Julien Bridge

A roman bridge in the Luberon

The Julien Bridge is located on the Domitian Way (via Domitia), which passed through Cavaillon linking Narbonne (Colonia Narbo Martius) with Turino (Augusta Taurinorum) to finally reach the Alps and provide communications with Rome. It owes its name to the proximity of Apt, called at the time Colonia Apta Julia.

Built under the orders of Julius Ceasar,  it owes its name to the proximity of Apt, called at the time Colonia Apta Julia.

Traditionally dated from the year 3 BC, the architecture of this edifice, 80 m long, 6 m wide, 11.50 m high, and with a span of 46 m, is characterized by its quite elegant appearance, thanks to the three, very wide semi-circular arches providing a lightness of style and solidity. The central arch is higher and wider than the others ; the intermediate supports are pierced with large semi-circular openings, to allow for the draining of the waters of the Cavalon when their levels rose, and are fitted upstream wih semi-circular cutwaters. The limestone used in its construction came from the quarries of the Luberon. It replaced an older bridge, of which we can see traces around the supports. 

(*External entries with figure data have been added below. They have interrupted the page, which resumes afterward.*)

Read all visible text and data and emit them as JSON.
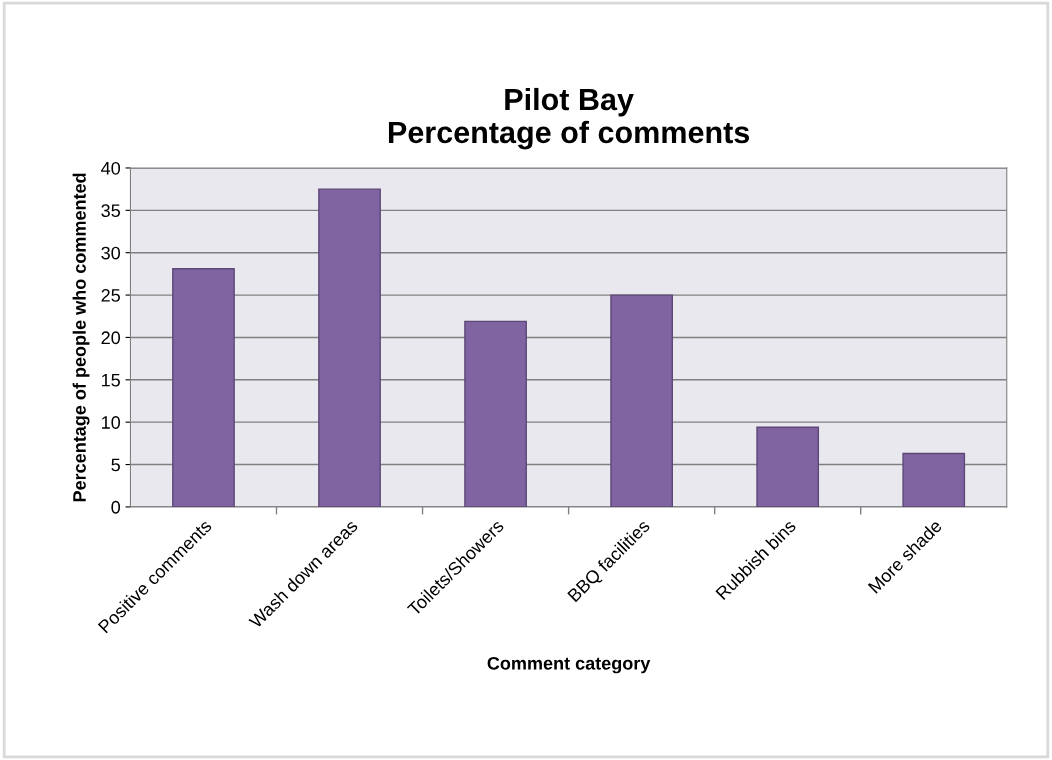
{
  "chart_data": {
    "type": "bar",
    "title": "Pilot Bay\nPercentage of comments",
    "xlabel": "Comment category",
    "ylabel": "Percentage of people who commented",
    "categories": [
      "Positive comments",
      "Wash down areas",
      "Toilets/Showers",
      "BBQ facilities",
      "Rubbish bins",
      "More shade"
    ],
    "values": [
      28.1,
      37.5,
      21.9,
      25.0,
      9.4,
      6.3
    ],
    "color": "#8064a2",
    "ylim": [
      0,
      40
    ],
    "yticks": [
      0,
      5,
      10,
      15,
      20,
      25,
      30,
      35,
      40
    ],
    "grid": "y",
    "legend": false
  }
}
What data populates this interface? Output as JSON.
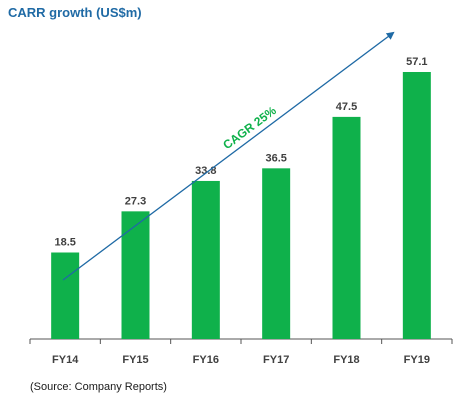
{
  "chart_data": {
    "type": "bar",
    "title": "CARR growth (US$m)",
    "categories": [
      "FY14",
      "FY15",
      "FY16",
      "FY17",
      "FY18",
      "FY19"
    ],
    "values": [
      18.5,
      27.3,
      33.8,
      36.5,
      47.5,
      57.1
    ],
    "value_labels": [
      "18.5",
      "27.3",
      "33.8",
      "36.5",
      "47.5",
      "57.1"
    ],
    "xlabel": "",
    "ylabel": "",
    "ylim": [
      0,
      60
    ],
    "grid": false,
    "annotation": "CAGR 25%",
    "source": "(Source: Company Reports)",
    "colors": {
      "bar": "#0fb14b",
      "title": "#1f6aa5",
      "arrow": "#1f6aa5",
      "annotation": "#0fb14b"
    }
  }
}
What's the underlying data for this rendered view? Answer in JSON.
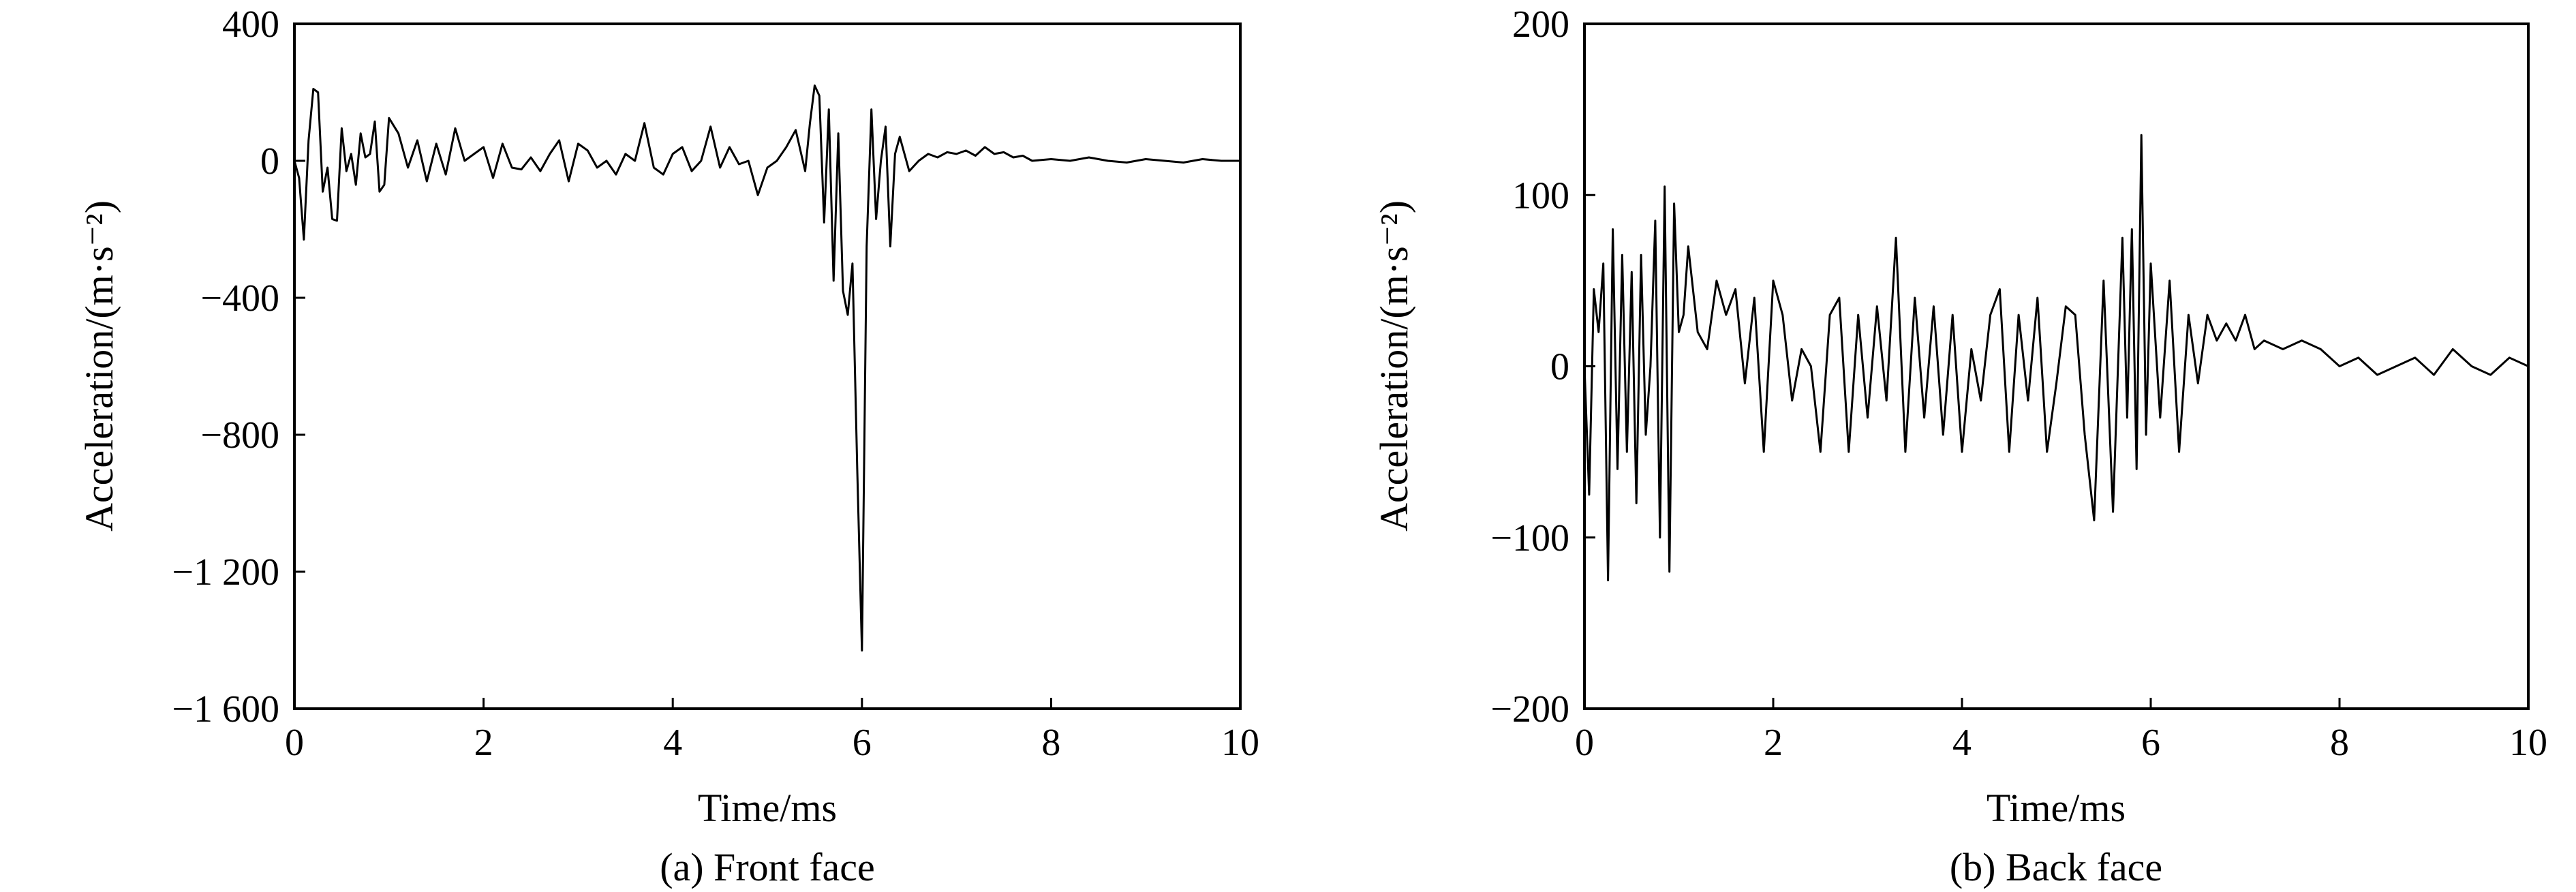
{
  "chart_data": [
    {
      "type": "line",
      "caption": "(a) Front face",
      "xlabel": "Time/ms",
      "ylabel": "Acceleration/(m·s⁻²)",
      "xlim": [
        0,
        10
      ],
      "ylim": [
        -1600,
        400
      ],
      "xticks": [
        0,
        2,
        4,
        6,
        8,
        10
      ],
      "yticks": [
        400,
        0,
        -400,
        -800,
        -1200,
        -1600
      ],
      "xtick_labels": [
        "0",
        "2",
        "4",
        "6",
        "8",
        "10"
      ],
      "ytick_labels": [
        "400",
        "0",
        "−400",
        "−800",
        "−1 200",
        "−1 600"
      ],
      "grid": false,
      "line_color": "#000000",
      "series": [
        {
          "x": [
            0,
            0.05,
            0.1,
            0.15,
            0.2,
            0.25,
            0.3,
            0.35,
            0.4,
            0.45,
            0.5,
            0.55,
            0.6,
            0.65,
            0.7,
            0.75,
            0.8,
            0.85,
            0.9,
            0.95,
            1.0,
            1.1,
            1.2,
            1.3,
            1.4,
            1.5,
            1.6,
            1.7,
            1.8,
            1.9,
            2.0,
            2.1,
            2.2,
            2.3,
            2.4,
            2.5,
            2.6,
            2.7,
            2.8,
            2.9,
            3.0,
            3.1,
            3.2,
            3.3,
            3.4,
            3.5,
            3.6,
            3.7,
            3.8,
            3.9,
            4.0,
            4.1,
            4.2,
            4.3,
            4.4,
            4.5,
            4.6,
            4.7,
            4.8,
            4.9,
            5.0,
            5.1,
            5.2,
            5.3,
            5.4,
            5.45,
            5.5,
            5.55,
            5.6,
            5.65,
            5.7,
            5.75,
            5.8,
            5.85,
            5.9,
            5.95,
            6.0,
            6.05,
            6.1,
            6.15,
            6.2,
            6.25,
            6.3,
            6.35,
            6.4,
            6.5,
            6.6,
            6.7,
            6.8,
            6.9,
            7.0,
            7.1,
            7.2,
            7.3,
            7.4,
            7.5,
            7.6,
            7.7,
            7.8,
            8.0,
            8.2,
            8.4,
            8.6,
            8.8,
            9.0,
            9.2,
            9.4,
            9.6,
            9.8,
            10.0
          ],
          "values": [
            0,
            -50,
            -230,
            60,
            210,
            200,
            -90,
            -20,
            -170,
            -175,
            95,
            -30,
            20,
            -70,
            80,
            10,
            20,
            115,
            -90,
            -70,
            125,
            80,
            -20,
            60,
            -60,
            50,
            -40,
            95,
            0,
            20,
            40,
            -50,
            50,
            -20,
            -25,
            10,
            -30,
            20,
            60,
            -60,
            50,
            30,
            -20,
            0,
            -40,
            20,
            0,
            110,
            -20,
            -40,
            20,
            40,
            -30,
            0,
            100,
            -20,
            40,
            -10,
            0,
            -100,
            -20,
            0,
            40,
            90,
            -30,
            110,
            220,
            190,
            -180,
            150,
            -350,
            80,
            -380,
            -450,
            -300,
            -900,
            -1430,
            -250,
            150,
            -170,
            0,
            100,
            -250,
            20,
            70,
            -30,
            0,
            20,
            10,
            25,
            20,
            30,
            15,
            40,
            20,
            25,
            10,
            15,
            0,
            5,
            0,
            10,
            0,
            -5,
            5,
            0,
            -5,
            5,
            0,
            0
          ]
        }
      ]
    },
    {
      "type": "line",
      "caption": "(b) Back face",
      "xlabel": "Time/ms",
      "ylabel": "Acceleration/(m·s⁻²)",
      "xlim": [
        0,
        10
      ],
      "ylim": [
        -200,
        200
      ],
      "xticks": [
        0,
        2,
        4,
        6,
        8,
        10
      ],
      "yticks": [
        200,
        100,
        0,
        -100,
        -200
      ],
      "xtick_labels": [
        "0",
        "2",
        "4",
        "6",
        "8",
        "10"
      ],
      "ytick_labels": [
        "200",
        "100",
        "0",
        "−100",
        "−200"
      ],
      "grid": false,
      "line_color": "#000000",
      "series": [
        {
          "x": [
            0,
            0.05,
            0.1,
            0.15,
            0.2,
            0.25,
            0.3,
            0.35,
            0.4,
            0.45,
            0.5,
            0.55,
            0.6,
            0.65,
            0.7,
            0.75,
            0.8,
            0.85,
            0.9,
            0.95,
            1.0,
            1.05,
            1.1,
            1.2,
            1.3,
            1.4,
            1.5,
            1.6,
            1.7,
            1.8,
            1.9,
            2.0,
            2.1,
            2.2,
            2.3,
            2.4,
            2.5,
            2.6,
            2.7,
            2.8,
            2.9,
            3.0,
            3.1,
            3.2,
            3.3,
            3.4,
            3.5,
            3.6,
            3.7,
            3.8,
            3.9,
            4.0,
            4.1,
            4.2,
            4.3,
            4.4,
            4.5,
            4.6,
            4.7,
            4.8,
            4.9,
            5.0,
            5.1,
            5.2,
            5.3,
            5.4,
            5.5,
            5.6,
            5.7,
            5.75,
            5.8,
            5.85,
            5.9,
            5.95,
            6.0,
            6.1,
            6.2,
            6.3,
            6.4,
            6.5,
            6.6,
            6.7,
            6.8,
            6.9,
            7.0,
            7.1,
            7.2,
            7.4,
            7.6,
            7.8,
            8.0,
            8.2,
            8.4,
            8.6,
            8.8,
            9.0,
            9.2,
            9.4,
            9.6,
            9.8,
            10.0
          ],
          "values": [
            0,
            -75,
            45,
            20,
            60,
            -125,
            80,
            -60,
            65,
            -50,
            55,
            -80,
            65,
            -40,
            0,
            85,
            -100,
            105,
            -120,
            95,
            20,
            30,
            70,
            20,
            10,
            50,
            30,
            45,
            -10,
            40,
            -50,
            50,
            30,
            -20,
            10,
            0,
            -50,
            30,
            40,
            -50,
            30,
            -30,
            35,
            -20,
            75,
            -50,
            40,
            -30,
            35,
            -40,
            30,
            -50,
            10,
            -20,
            30,
            45,
            -50,
            30,
            -20,
            40,
            -50,
            -10,
            35,
            30,
            -40,
            -90,
            50,
            -85,
            75,
            -30,
            80,
            -60,
            135,
            -40,
            60,
            -30,
            50,
            -50,
            30,
            -10,
            30,
            15,
            25,
            15,
            30,
            10,
            15,
            10,
            15,
            10,
            0,
            5,
            -5,
            0,
            5,
            -5,
            10,
            0,
            -5,
            5,
            0
          ]
        }
      ]
    }
  ]
}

Classed on the 1914 list as "Historical monument", the Julien Bridge has resisted time.

In 1789, work was undertaken, cracks were filled in and it would no longer be open to heavy vehicles.  In the 20th century, the Julien Bridge needed urgent repairs ; following acceptance, the town decided to begin its restoration, with the support of the Conseil Général. Today, the Pont Julien is still used to reach the N100. 

The Julien Bridge was part of the roads network (departmental route 108) until Spring 2005 and the making of a detour and construction of a new bridge nearby, in order to protect it... A brand new concrete bridge was built to save the Julien Bridge from traffic.